History of the Byzantines

  • 330

    Emperor Constantine

    Emperor Constantine
    Constantine was emperor of the Byzantine empire from 306-337 AD. He founded the city of Constantinople which became the capital of the Byzantines.
  • Period: 330 to Jan 1, 1453

    Byzantine Empire

  • 527

    Justinian becomes emperor

    Justinian becomes emperor
    Justinian became emperor from 527 to 565. While he was emperor he tried to revive the empire's greatness and reconquer the lost western half of the historical Roman Empire.
  • 537

    Hagia Sophia completed

    Hagia Sophia completed
    The Hagia Sophia was completed in 537. It served as an Eastern Orthodox Cathederal and seat of the Patriarchate of Constantinople. until 1204. The church was dedicated to the Wisdom of God. It is said to have "changed the history of architecture."
  • 545

    General Belisarius military campaigns

    General Belisarius military campaigns
    He was the leading military figure in the age of the Byzantine Emperor Justinian. He led imperial armies against the Persian empire, the Vandal kingdom of North Africa, the Ostrogothic regime of Italy, and the barbarian tribes intruding upon Constantinople. He was one of the last important figures in the Roman military tradition.
  • Jan 1, 700

    Islamic Conquests Parts of the Byzantine Territory

    Islamic Conquests Parts of the Byzantine Territory
    The Islamic conquests began with the Islamic prophet Muhammad in the 7th century. (700 AD) They grew well beyond the Arabian Peninsula in the form of a Muslim Empire with an area of influece that stretched from the borders of China and India, across Central Asia, the Middle East, North Africa, Sicily, and the Iberian Peninsula, to the Pyrenees. The Muslim conquests brought the collapse of the Sassanid Empire and a great territorial loss for the Byzantine Empire.
  • Jan 1, 1025

    Emperor Basil II military conquests

    Emperor Basil II military conquests
    Basil sought to restore territories the Empire had lost long before. He extended imperial rule in the Balkans (notably Bulgaria), Mesopotamia, Georgia, and Armenia and increased his domestic authority by attacking the powerful landed interests of the military aristocracy and of the church.
  • Jan 1, 1054

    Great Schism

    Great Schism
    The East-West Schism is the medieval division of Chalcedonian Christianity into Eastern (Greek) and Western (Latin) branches, which later became known as the Eastern Orthodox Church and the Roman Catholic Church. The East–West Schism is the larger and more lasting of the two schisms to which the term "Great Schism" is applied (the other being the Western Schism).
  • Nov 27, 1095

    Emperor Alexios I and Pope Urban II

    Emperor Alexios I and Pope Urban II
    Emperor Alexios I was the Byzantine emperor from 1081 to 1118. Alexios was able to halt the Byzantine decline and begin the military, financial, and territorial recovery known as the Komnenian restoration. In the first week of March 1095, a delegation from the Byzantine emperor Alexius I Comnenus presented Urban with a request for help against the Turks. Pope Urban II's response was to preach the First Crusade, starting on November 27, 1095
  • Apr 1, 1204

    Fourth Crusade (attack on Constantinople)

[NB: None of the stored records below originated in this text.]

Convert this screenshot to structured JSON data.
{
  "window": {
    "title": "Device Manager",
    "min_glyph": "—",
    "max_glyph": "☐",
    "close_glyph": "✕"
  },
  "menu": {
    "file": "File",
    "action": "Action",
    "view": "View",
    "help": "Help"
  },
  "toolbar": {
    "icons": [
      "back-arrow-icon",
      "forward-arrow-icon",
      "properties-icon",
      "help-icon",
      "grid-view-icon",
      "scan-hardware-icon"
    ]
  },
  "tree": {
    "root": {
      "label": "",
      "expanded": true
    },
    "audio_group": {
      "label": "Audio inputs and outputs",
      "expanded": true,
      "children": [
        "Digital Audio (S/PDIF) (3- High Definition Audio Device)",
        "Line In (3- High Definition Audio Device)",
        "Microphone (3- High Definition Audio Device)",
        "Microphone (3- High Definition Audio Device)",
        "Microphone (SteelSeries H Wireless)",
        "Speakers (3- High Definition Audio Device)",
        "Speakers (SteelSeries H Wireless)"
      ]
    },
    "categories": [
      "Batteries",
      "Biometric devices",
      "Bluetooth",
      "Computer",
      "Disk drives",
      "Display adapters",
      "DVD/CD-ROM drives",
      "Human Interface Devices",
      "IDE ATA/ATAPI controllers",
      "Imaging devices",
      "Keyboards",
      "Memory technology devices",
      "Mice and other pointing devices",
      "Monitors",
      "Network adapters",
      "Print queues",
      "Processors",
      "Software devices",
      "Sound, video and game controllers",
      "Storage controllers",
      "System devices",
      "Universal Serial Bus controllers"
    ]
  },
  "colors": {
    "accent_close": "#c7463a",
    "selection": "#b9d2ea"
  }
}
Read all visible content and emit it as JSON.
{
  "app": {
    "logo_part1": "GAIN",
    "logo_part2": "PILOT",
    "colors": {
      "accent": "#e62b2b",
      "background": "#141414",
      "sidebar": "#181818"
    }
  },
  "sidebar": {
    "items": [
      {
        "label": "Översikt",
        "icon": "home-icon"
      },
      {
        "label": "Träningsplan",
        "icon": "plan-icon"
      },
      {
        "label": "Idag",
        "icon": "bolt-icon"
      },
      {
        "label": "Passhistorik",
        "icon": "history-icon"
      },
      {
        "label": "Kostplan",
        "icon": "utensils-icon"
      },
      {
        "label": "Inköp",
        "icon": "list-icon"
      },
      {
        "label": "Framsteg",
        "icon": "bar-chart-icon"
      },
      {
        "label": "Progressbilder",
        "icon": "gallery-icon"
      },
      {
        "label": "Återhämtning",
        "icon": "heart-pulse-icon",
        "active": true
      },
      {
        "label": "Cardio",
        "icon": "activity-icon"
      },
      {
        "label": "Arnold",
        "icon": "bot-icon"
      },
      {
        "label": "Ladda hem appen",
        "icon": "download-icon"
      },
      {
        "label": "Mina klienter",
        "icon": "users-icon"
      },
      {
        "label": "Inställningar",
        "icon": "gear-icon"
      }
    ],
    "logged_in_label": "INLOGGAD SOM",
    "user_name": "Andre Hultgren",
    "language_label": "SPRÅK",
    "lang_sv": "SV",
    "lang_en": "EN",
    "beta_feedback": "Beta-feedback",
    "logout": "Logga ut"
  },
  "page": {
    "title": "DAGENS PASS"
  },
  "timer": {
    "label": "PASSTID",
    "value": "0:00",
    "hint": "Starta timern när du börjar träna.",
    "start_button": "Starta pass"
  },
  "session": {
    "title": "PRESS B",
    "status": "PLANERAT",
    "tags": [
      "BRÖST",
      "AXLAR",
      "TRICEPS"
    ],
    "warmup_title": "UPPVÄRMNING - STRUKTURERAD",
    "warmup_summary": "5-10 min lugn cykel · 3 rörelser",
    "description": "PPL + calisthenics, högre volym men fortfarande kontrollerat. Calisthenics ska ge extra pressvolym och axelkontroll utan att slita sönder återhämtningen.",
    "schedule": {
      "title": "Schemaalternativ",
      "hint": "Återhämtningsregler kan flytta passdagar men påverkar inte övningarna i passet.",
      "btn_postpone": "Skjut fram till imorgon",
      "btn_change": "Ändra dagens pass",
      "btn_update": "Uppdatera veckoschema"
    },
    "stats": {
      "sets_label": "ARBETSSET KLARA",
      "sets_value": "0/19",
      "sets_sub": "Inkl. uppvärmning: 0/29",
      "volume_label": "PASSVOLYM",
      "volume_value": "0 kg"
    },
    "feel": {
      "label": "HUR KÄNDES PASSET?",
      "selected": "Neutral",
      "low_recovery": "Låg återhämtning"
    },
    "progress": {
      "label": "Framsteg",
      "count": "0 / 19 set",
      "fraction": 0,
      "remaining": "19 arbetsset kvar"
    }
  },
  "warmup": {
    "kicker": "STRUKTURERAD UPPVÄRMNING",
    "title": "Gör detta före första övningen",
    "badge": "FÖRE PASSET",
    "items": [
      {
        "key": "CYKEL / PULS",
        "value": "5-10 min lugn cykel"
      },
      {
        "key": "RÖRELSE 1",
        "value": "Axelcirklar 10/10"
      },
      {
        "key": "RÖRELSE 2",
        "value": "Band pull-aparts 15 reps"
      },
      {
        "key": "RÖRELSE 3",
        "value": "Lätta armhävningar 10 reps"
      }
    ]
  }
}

    Fourth Crusade (attack on Constantinople)
    The Fourth Crusade was originally intended to conquer Muslim-controlled Jerusalem by means of an invasion through Egypt. Instead, in April 1204, the Crusaders of Western Europe invaded and sacked the Orthodox Christian city of Constantinople, capital of the Byzantine Empire. This is seen as one of the final acts in the Great Schism between the Eastern Orthodox Church and Roman Catholic Church, and a key turning point in the decline of the Byzantine empire and of Christianity in the Near East.
  • Jan 1, 1453

    End of the Byzantines

    End of the Byzantines
    Historians generally agree that after the Fourth Crusade in 1204, the empire was only a shadow of its former self. The death of Michael VIII in 1282 marks the last period of Byzantine success on anything more than a minor scale. From this date onwards, the empire entered its final decline.